2. Can do it without ‘Khan’
The 90s and the decades after saw the Khan’s of the industry ruling the roost. Between Shah Rukh, Salman, Aamir and Saif, filmmakers played roulette choosing one over the other in constant succession as it guaranteed adequate advance/opening bookings for their films if not BO hits. 2012 saw a major shift in this trend with many filmmakers opting to sign other bankable stars including debutants by the dozen. With the Khan’s being selective about their choice of films limiting to 1-2 releases per year & within their own production houses, this decision of filmmakers to increasingly opt for other names resulted in a win-win situation with the audiences enjoying the novelty and choices in leads cinema threw film after film. While the Khan-brigade continue to hold fort strong where collections are concerned, the fact that this year’s best film lists on most sites feature films that do not star a Khan is proof enough that the industry is embracing this new found development.

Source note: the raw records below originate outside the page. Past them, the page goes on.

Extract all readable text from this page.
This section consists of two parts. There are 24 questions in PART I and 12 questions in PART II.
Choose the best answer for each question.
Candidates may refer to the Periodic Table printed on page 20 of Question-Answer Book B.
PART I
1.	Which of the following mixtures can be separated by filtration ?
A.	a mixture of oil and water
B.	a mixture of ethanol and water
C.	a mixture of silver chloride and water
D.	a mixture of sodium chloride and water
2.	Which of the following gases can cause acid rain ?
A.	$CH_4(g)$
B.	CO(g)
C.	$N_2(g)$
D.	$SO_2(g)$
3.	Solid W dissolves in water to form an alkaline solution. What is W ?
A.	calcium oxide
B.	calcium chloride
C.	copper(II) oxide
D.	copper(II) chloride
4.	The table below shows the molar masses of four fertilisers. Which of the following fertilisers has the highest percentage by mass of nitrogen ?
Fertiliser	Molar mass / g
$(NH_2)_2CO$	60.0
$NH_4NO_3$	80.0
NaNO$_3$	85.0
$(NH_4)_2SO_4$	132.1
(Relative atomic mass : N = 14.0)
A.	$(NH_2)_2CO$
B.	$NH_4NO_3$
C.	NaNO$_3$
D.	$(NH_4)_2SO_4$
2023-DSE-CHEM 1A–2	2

Let’s now hope it’s here to stay.
1. Let’s talk about sex baby!
In one of the biggest surprises of the year or possibly the decade), with Vicky Donor Bollywood gave Hindi cinema its first “sex-comedy” minus the cringe-worthy tummy squirms and toilet humor as has been associated with such films. That seemed almost impossible what with the likes of Kya Super Kool Hain Hum, Masti, Mumbai Matinee, the genre not moving beyond the kitschy stuff, appealing to, well, a certain section of the audience. Vicky Donor on the other hand was appreciated by almost every age-group for its proficiency in handling sensitivity with the right dash of entertainment without being too preachy. For a topic as giggle inducing as ‘sperm donation’, plus the core team including director, producer and leading actors being debutants, the subject seemed risky from the black word on script, one that would attract raised eyebrows and spurns if not tastefully done. To be honest I had my reservations for this film when the first sets of promos were introduced and I mentioned as much in my review months later. But with Juhi Chaturvedi’s pragmatic writing & Shoojit Sircar’s deft direction, the film, without poking deep into biology lessons or trampling moral grounds, achieved what its predecessors could not – wholesome entertainment with mass acceptance. Who would’ve thought?